Pour notre part, nous tirons de cette étude ainsi que de notre propre expérience quatre conclusions principales.
1) L’affirmation selon laquelle les actions sont une composante essentielle de toute stratégie d’investissement à long terme est fortement étayée par des preuves empiriques. Les trois économistes ont montré que, depuis 1900, les actions américaines ont progressé en moyenne arithmétique de plus de 8 % par an en termes réels (ajustés de l’inflation). Warren Buffett a dit sagement : « Ma richesse est le fruit d’une combinaison entre le fait de vivre aux États-Unis, des gènes chanceux et les intérêts composés ».
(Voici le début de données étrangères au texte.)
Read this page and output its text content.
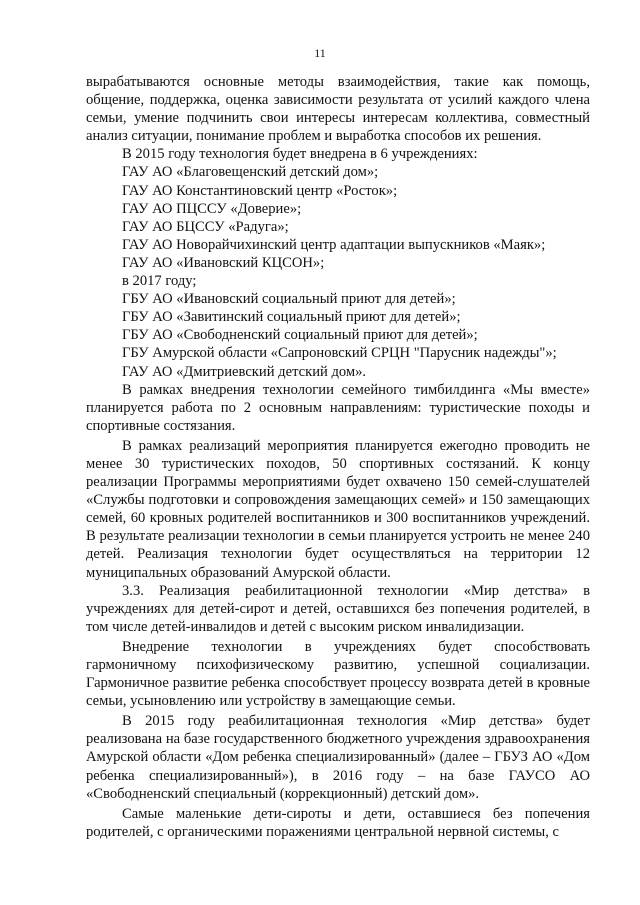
11

вырабатываются основные методы взаимодействия, такие как помощь, общение, поддержка, оценка зависимости результата от усилий каждого члена семьи, умение подчинить свои интересы интересам коллектива, совместный анализ ситуации, понимание проблем и выработка способов их решения.

В 2015 году технология будет внедрена в 6 учреждениях:

ГАУ АО «Благовещенский детский дом»;

ГАУ АО Константиновский центр «Росток»;

ГАУ АО ПЦССУ «Доверие»;

ГАУ АО БЦССУ «Радуга»;

ГАУ АО Новорайчихинский центр адаптации выпускников «Маяк»;

ГАУ АО «Ивановский КЦСОН»;

в 2017 году;

ГБУ АО «Ивановский социальный приют для детей»;

ГБУ АО «Завитинский социальный приют для детей»;

ГБУ АО «Свободненский социальный приют для детей»;

ГБУ Амурской области «Сапроновский СРЦН "Парусник надежды"»;

ГАУ АО «Дмитриевский детский дом».

В рамках внедрения технологии семейного тимбилдинга «Мы вместе» планируется работа по 2 основным направлениям: туристические походы и спортивные состязания.

В рамках реализаций мероприятия планируется ежегодно проводить не менее 30 туристических походов, 50 спортивных состязаний. К концу реализации Программы мероприятиями будет охвачено 150 семей-слушателей «Службы подготовки и сопровождения замещающих семей» и 150 замещающих семей, 60 кровных родителей воспитанников и 300 воспитанников учреждений. В результате реализации технологии в семьи планируется устроить не менее 240 детей. Реализация технологии будет осуществляться на территории 12 муниципальных образований Амурской области.

3.3. Реализация реабилитационной технологии «Мир детства» в учреждениях для детей-сирот и детей, оставшихся без попечения родителей, в том числе детей-инвалидов и детей с высоким риском инвалидизации.

Внедрение технологии в учреждениях будет способствовать гармоничному психофизическому развитию, успешной социализации. Гармоничное развитие ребенка способствует процессу возврата детей в кровные семьи, усыновлению или устройству в замещающие семьи.

В 2015 году реабилитационная технология «Мир детства» будет реализована на базе государственного бюджетного учреждения здравоохранения Амурской области «Дом ребенка специализированный» (далее – ГБУЗ АО «Дом ребенка специализированный»), в 2016 году – на базе ГАУСО АО «Свободненский специальный (коррекционный) детский дом».

Самые маленькие дети-сироты и дети, оставшиеся без попечения родителей, с органическими поражениями центральной нервной системы, с
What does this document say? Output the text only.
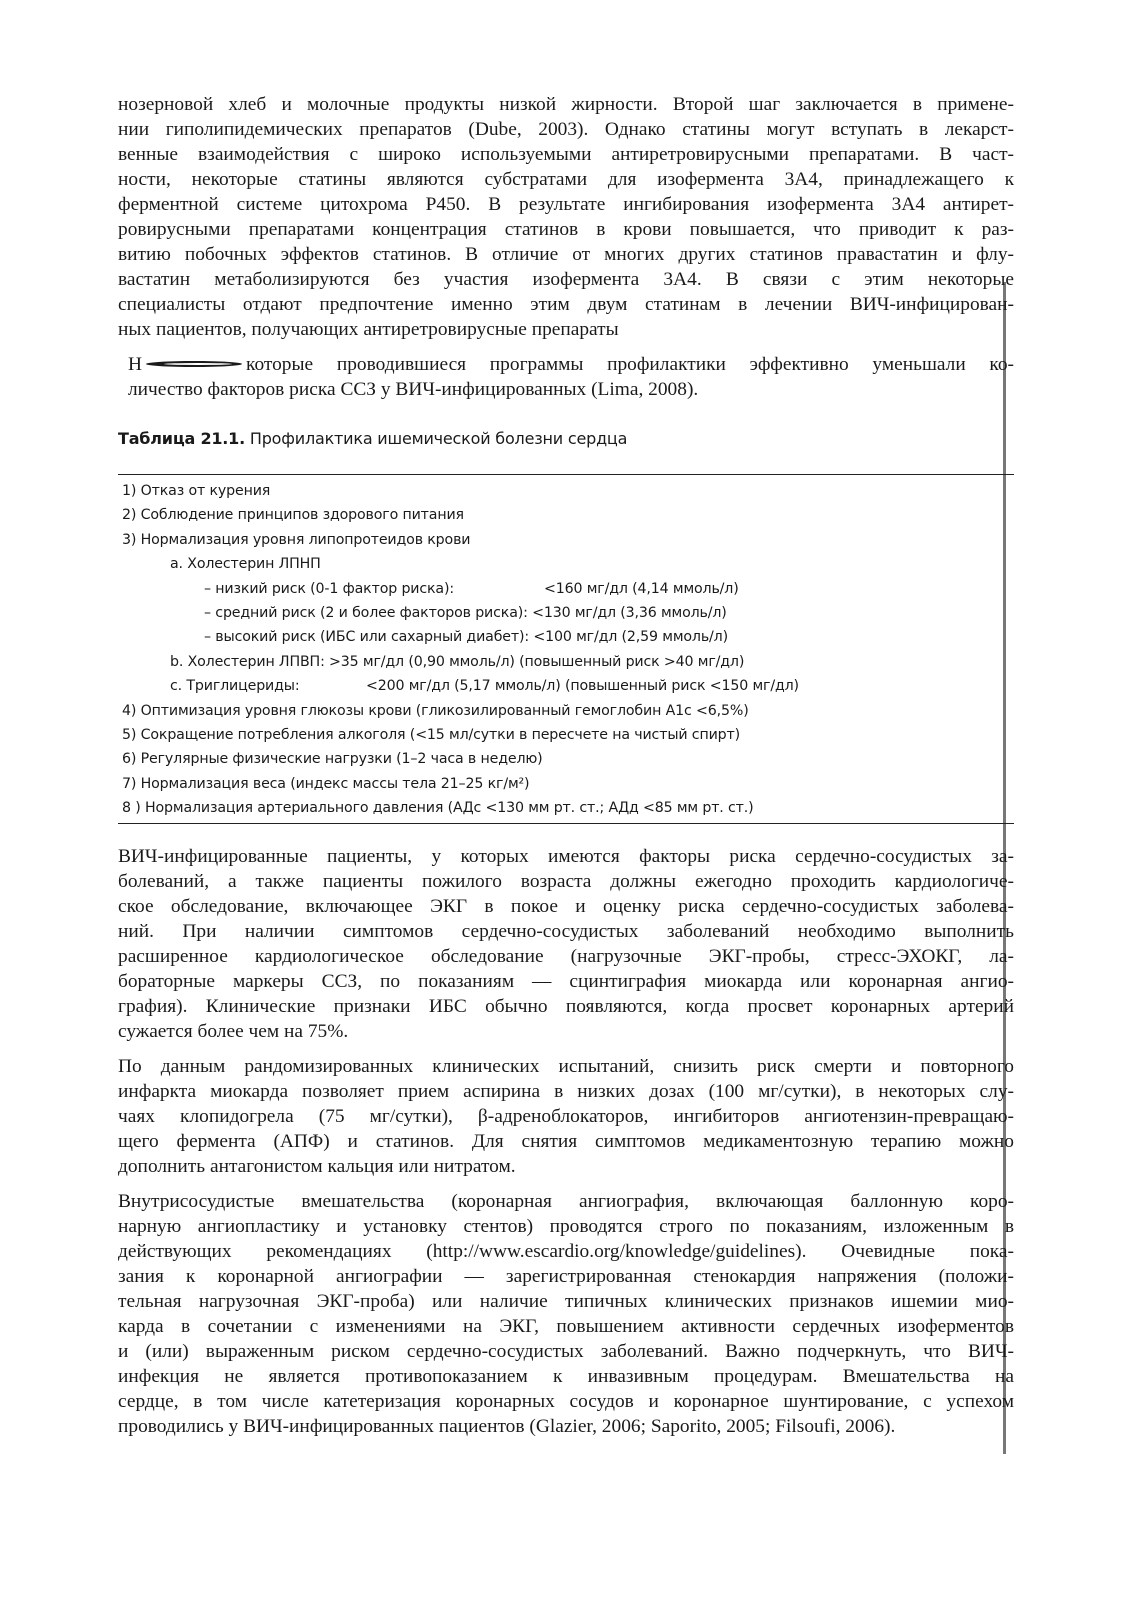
нозерновой хлеб и молочные продукты низкой жирности. Второй шаг заключается в примене-
нии гиполипидемических препаратов (Dube, 2003). Однако статины могут вступать в лекарст-
венные взаимодействия с широко используемыми антиретровирусными препаратами. В част-
ности, некоторые статины являются субстратами для изофермента 3А4, принадлежащего к
ферментной системе цитохрома P450. В результате ингибирования изофермента 3А4 антирет-
ровирусными препаратами концентрация статинов в крови повышается, что приводит к раз-
витию побочных эффектов статинов. В отличие от многих других статинов правастатин и флу-
вастатин метаболизируются без участия изофермента 3А4. В связи с этим некоторые
специалисты отдают предпочтение именно этим двум статинам в лечении ВИЧ-инфицирован-
ных пациентов, получающих антиретровирусные препараты

Н	которые проводившиеся программы профилактики эффективно уменьшали ко-
личество факторов риска ССЗ у ВИЧ-инфицированных (Lima, 2008).

Таблица 21.1. Профилактика ишемической болезни сердца

1) Отказ от курения
2) Соблюдение принципов здорового питания
3) Нормализация уровня липопротеидов крови
а. Холестерин ЛПНП
– низкий риск (0-1 фактор риска):	<160 мг/дл (4,14 ммоль/л)
– средний риск (2 и более факторов риска): <130 мг/дл (3,36 ммоль/л)
– высокий риск (ИБС или сахарный диабет): <100 мг/дл (2,59 ммоль/л)
b. Холестерин ЛПВП: >35 мг/дл (0,90 ммоль/л) (повышенный риск >40 мг/дл)
c. Триглицериды:	<200 мг/дл (5,17 ммоль/л) (повышенный риск <150 мг/дл)
4) Оптимизация уровня глюкозы крови (гликозилированный гемоглобин A1c <6,5%)
5) Сокращение потребления алкоголя (<15 мл/сутки в пересчете на чистый спирт)
6) Регулярные физические нагрузки (1–2 часа в неделю)
7) Нормализация веса (индекс массы тела 21–25 кг/м²)
8 ) Нормализация артериального давления (АДс <130 мм рт. ст.; АДд <85 мм рт. ст.)

ВИЧ-инфицированные пациенты, у которых имеются факторы риска сердечно-сосудистых за-
болеваний, а также пациенты пожилого возраста должны ежегодно проходить кардиологиче-
ское обследование, включающее ЭКГ в покое и оценку риска сердечно-сосудистых заболева-
ний. При наличии симптомов сердечно-сосудистых заболеваний необходимо выполнить
расширенное кардиологическое обследование (нагрузочные ЭКГ-пробы, стресс-ЭХОКГ, ла-
бораторные маркеры ССЗ, по показаниям — сцинтиграфия миокарда или коронарная ангио-
графия). Клинические признаки ИБС обычно появляются, когда просвет коронарных артерий
сужается более чем на 75%.

По данным рандомизированных клинических испытаний, снизить риск смерти и повторного
инфаркта миокарда позволяет прием аспирина в низких дозах (100 мг/сутки), в некоторых слу-
чаях клопидогрела (75 мг/сутки), β-адреноблокаторов, ингибиторов ангиотензин-превращаю-
щего фермента (АПФ) и статинов. Для снятия симптомов медикаментозную терапию можно
дополнить антагонистом кальция или нитратом.

Внутрисосудистые вмешательства (коронарная ангиография, включающая баллонную коро-
нарную ангиопластику и установку стентов) проводятся строго по показаниям, изложенным в
действующих рекомендациях (http://www.escardio.org/knowledge/guidelines). Очевидные пока-
зания к коронарной ангиографии — зарегистрированная стенокардия напряжения (положи-
тельная нагрузочная ЭКГ-проба) или наличие типичных клинических признаков ишемии мио-
карда в сочетании с изменениями на ЭКГ, повышением активности сердечных изоферментов
и (или) выраженным риском сердечно-сосудистых заболеваний. Важно подчеркнуть, что ВИЧ-
инфекция не является противопоказанием к инвазивным процедурам. Вмешательства на
сердце, в том числе катетеризация коронарных сосудов и коронарное шунтирование, с успехом
проводились у ВИЧ-инфицированных пациентов (Glazier, 2006; Saporito, 2005; Filsoufi, 2006).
Si nous n’avons que peu de prise sur notre patrimoine génétique ou notre longévité – des facteurs mieux évalués par d’autres – en ce qui concerne les actions, une chose est sûre : ceux qui commencent à investir en actions tôt et à long terme bénéficient plus longtemps de l’effet des intérêts composés, qu’Einstein aurait un jour décrit comme la « huitième merveille du monde ». Buffett lui-même a commencé à investir en bourse en 1942, à l’âge de onze ans. La deuxième raison d’investir dans les actions à long terme nous amène à évoquer la notion de risque : le risque de perte lié aux investissements en actions est considérablement réduit si l’investisseur engage son capital sur une longue période plutôt que lorsqu’il spécule à court terme.
Bien que l’histoire ne se répète pas toujours, le constat suivant s’applique au passé : toute personne ayant investi dans l’indice MSCI World à la fin d’un mois entre 1970 et 2023 et ayant conservé cet investissement pendant plus d’un an n’a subi une perte que dans 26 % de toutes les périodes possibles d’un an. Sur une période d’investissement de cinq ans, la perte ne s’est produite que dans 16 % de toutes les périodes possibles de cinq ans. Et sur dix ans, la probabilité de perte n’est plus que de 4 %. Entre 1970 et 2023, les investisseurs n’ont jamais perdu d’argent, hors inflation, s’ils ont investi dans le MSCI World à la fin d’un mois donné et s’ils l’ont conservé pendant 15 ans.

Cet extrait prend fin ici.